Absinthe's Appeal
May 12, 2008Quaffing hard alcohol is hardly a healthy pastime, but absinthe, or "the Green Fairy," did no more damage to 20th-century drinkers than other spirits of the day, a team of scientists reported this week.
Imbibers once claimed the wormwood liqueur could trigger hallucinations or epileptic fits. The Dutch painter Vincent van Gogh is supposed to have cut off part of his own ear under its influence.
"Its psychoactive effect is just a fairy tale," said scientist Dirk Lachenmeier of the CVUA laboratory in Karlsruhe, Germany.
Wormwood exonerated
German researchers worked with US and British colleagues to test the level of thujon in 100-year-old bottles of absinthe. Thujon, a chemical found in wormwood, was the substance blamed for causing psychotic episodes.
The research found that absinthe contained only minimal levels of thujon and that the psychoactive effects were also questionable. The scientists said in the Journal of Agricultural and Food Chemistry that the thujon level in 13 of the century-old bottles they opened averaged 25.4 milligrams per liter.
That's below the level of 35 milligrams of thujon per liter allowed under European Union regulations.
Absinthe wins official approval
Absinthe was all the rage in the 19th and early 20th centuries and was linked with artists and bohemians. Such luminaries as the French poet Arthur Rimbaud, the Irish literary giant Oscar Wilde and the British philosopher and writer Aleister Crowley were said to be devoted absinthe drinkers.
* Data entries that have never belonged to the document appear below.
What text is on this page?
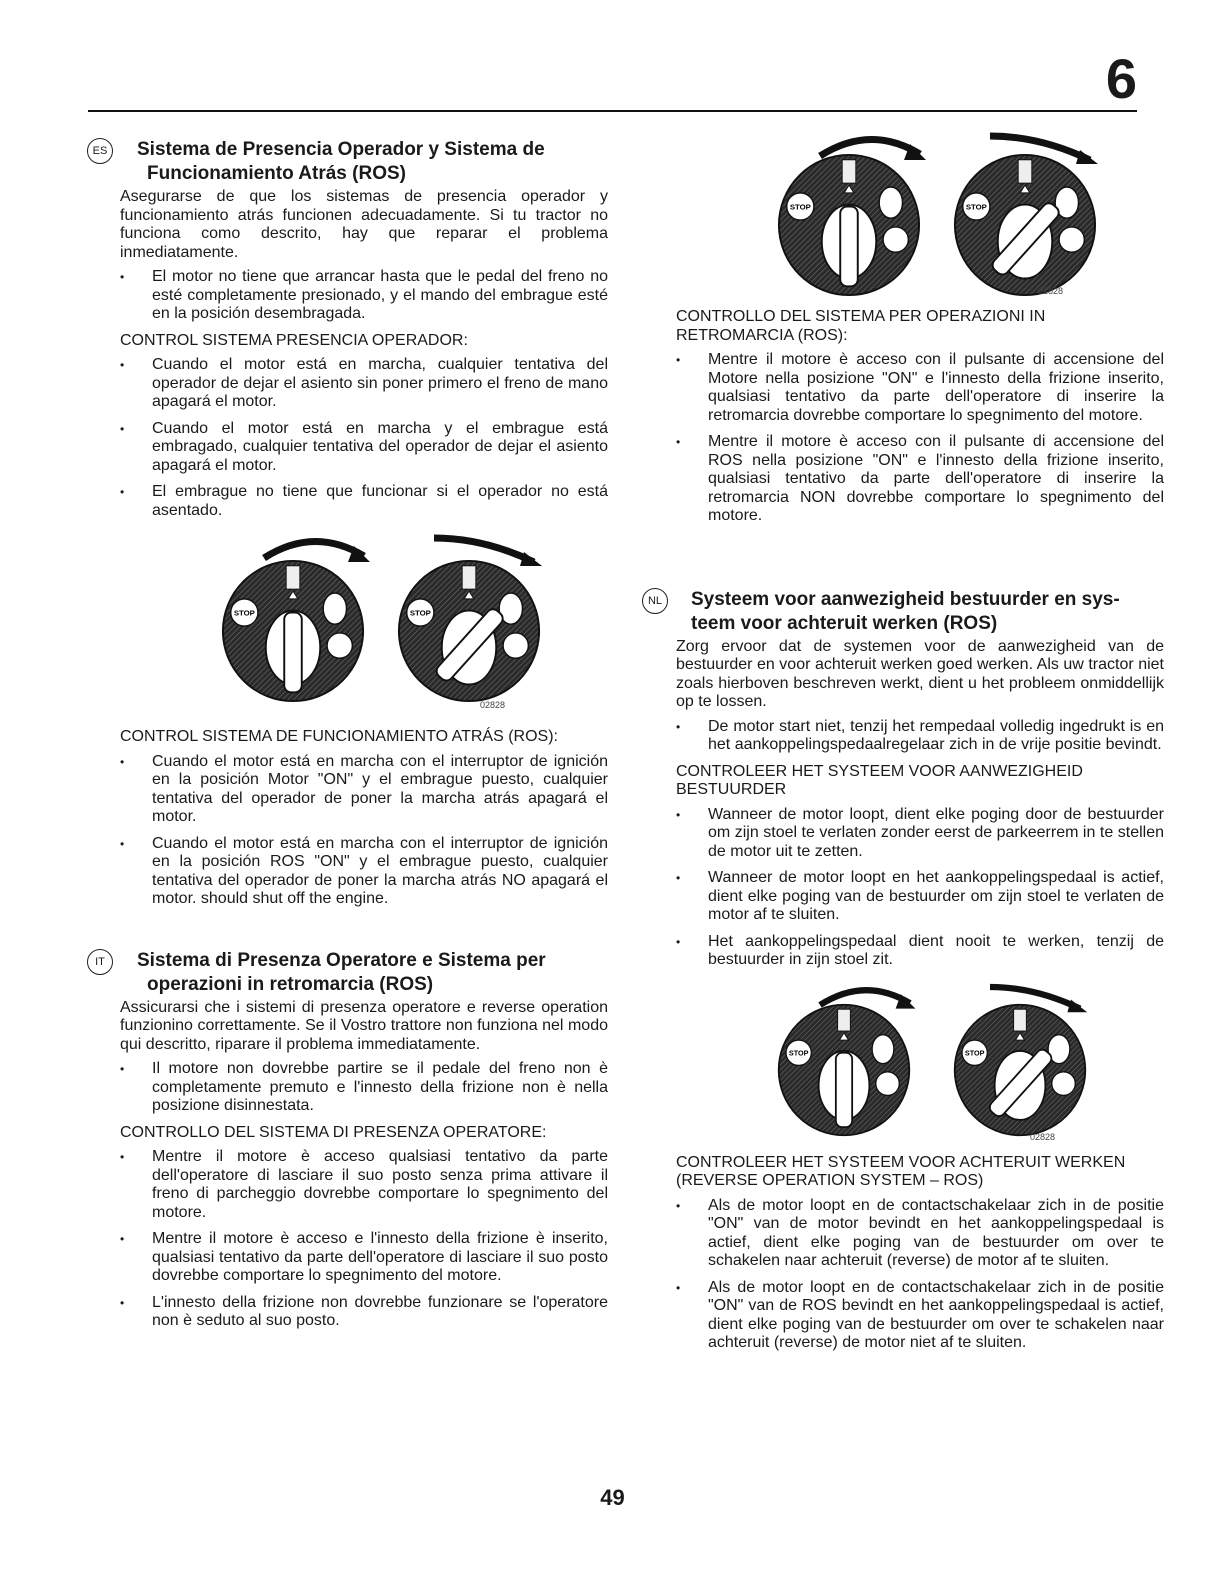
6
ES Sistema de Presencia Operador y Sistema de
Funcionamiento Atrás (ROS)

Asegurarse de que los sistemas de presencia operador y funcionamiento atrás funcionen adecuadamente. Si tu tractor no funciona como descrito, hay que reparar el problema inmediatamente.

• El motor no tiene que arrancar hasta que le pedal del freno no esté completamente presionado, y el mando del embrague esté en la posición desembragada.
CONTROL SISTEMA PRESENCIA OPERADOR:
• Cuando el motor está en marcha, cualquier tentativa del operador de dejar el asiento sin poner primero el freno de mano apagará el motor.
• Cuando el motor está en marcha y el embrague está embragado, cualquier tentativa del operador de dejar el asiento apagará el motor.
• El embrague no tiene que funcionar si el operador no está asentado.
02828
CONTROL SISTEMA DE FUNCIONAMIENTO ATRÁS (ROS):
• Cuando el motor está en marcha con el interruptor de ignición en la posición Motor "ON" y el embrague puesto, cualquier tentativa del operador de poner la marcha atrás apagará el motor.
• Cuando el motor está en marcha con el interruptor de ignición en la posición ROS "ON" y el embrague puesto, cualquier tentativa del operador de poner la marcha atrás NO apagará el motor. should shut off the engine.
IT	Sistema di Presenza Operatore e Sistema per
operazioni in retromarcia (ROS)

Assicurarsi che i sistemi di presenza operatore e reverse operation funzionino correttamente. Se il Vostro trattore non funziona nel modo qui descritto, riparare il problema immediatamente.

• Il motore non dovrebbe partire se il pedale del freno non è completamente premuto e l'innesto della frizione non è nella posizione disinnestata.
CONTROLLO DEL SISTEMA DI PRESENZA OPERATORE:
• Mentre il motore è acceso qualsiasi tentativo da parte dell'operatore di lasciare il suo posto senza prima attivare il freno di parcheggio dovrebbe comportare lo spegnimento del motore.
• Mentre il motore è acceso e l'innesto della frizione è inserito, qualsiasi tentativo da parte dell'operatore di lasciare il suo posto dovrebbe comportare lo spegnimento del motore.
• L'innesto della frizione non dovrebbe funzionare se l'operatore non è seduto al suo posto.
02828
CONTROLLO DEL SISTEMA PER OPERAZIONI IN RETROMARCIA (ROS):
• Mentre il motore è acceso con il pulsante di accensione del Motore nella posizione "ON" e l'innesto della frizione inserito, qualsiasi tentativo da parte dell'operatore di inserire la retromarcia dovrebbe comportare lo spegnimento del motore.
• Mentre il motore è acceso con il pulsante di accensione del ROS nella posizione "ON" e l'innesto della frizione inserito, qualsiasi tentativo da parte dell'operatore di inserire la retromarcia NON dovrebbe comportare lo spegnimento del motore.
NL	Systeem voor aanwezigheid bestuurder en sys-
teem voor achteruit werken (ROS)

Zorg ervoor dat de systemen voor de aanwezigheid van de bestuurder en voor achteruit werken goed werken. Als uw tractor niet zoals hierboven beschreven werkt, dient u het probleem onmiddellijk op te lossen.

• De motor start niet, tenzij het rempedaal volledig ingedrukt is en het aankoppelingspedaalregelaar zich in de vrije positie bevindt.
CONTROLEER HET SYSTEEM VOOR AANWEZIGHEID BESTUURDER
• Wanneer de motor loopt, dient elke poging door de bestuurder om zijn stoel te verlaten zonder eerst de parkeerrem in te stellen de motor uit te zetten.
• Wanneer de motor loopt en het aankoppelingspedaal is actief, dient elke poging van de bestuurder om zijn stoel te verlaten de motor af te sluiten.
• Het aankoppelingspedaal dient nooit te werken, tenzij de bestuurder in zijn stoel zit.
02828
CONTROLEER HET SYSTEEM VOOR ACHTERUIT WERKEN (REVERSE OPERATION SYSTEM – ROS)
• Als de motor loopt en de contactschakelaar zich in de positie "ON" van de motor bevindt en het aankoppelingspedaal is actief, dient elke poging van de bestuurder om over te schakelen naar achteruit (reverse) de motor af te sluiten.
• Als de motor loopt en de contactschakelaar zich in de positie "ON" van de ROS bevindt en het aankoppelingspedaal is actief, dient elke poging van de bestuurder om over te schakelen naar achteruit (reverse) de motor niet af te sluiten.
49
The association of absinthe with non-establishment figures led to criticism from social conservatives. In the end, absinthe shouldered the blame for all kinds of misbehavior.
A critic at the time said absinthe "makes you crazy and criminal ... and has killed a thousand French people."
Absinthe was banned in Europe for much of the 20th century and considered a dangerously addictive, psychoactive drug.
Absinthe is often pale green in color -- whence the Green Fairy moniker -- and is diluted with water and sweetened with sugar before drinking. France banned absinthe in 1915 and Germany did likewise in 1923.
In Europe, the ban was lifted in 1998. In the last decade there has been a boom in absinthe, which is widely available at cocktail bars throughout Europe.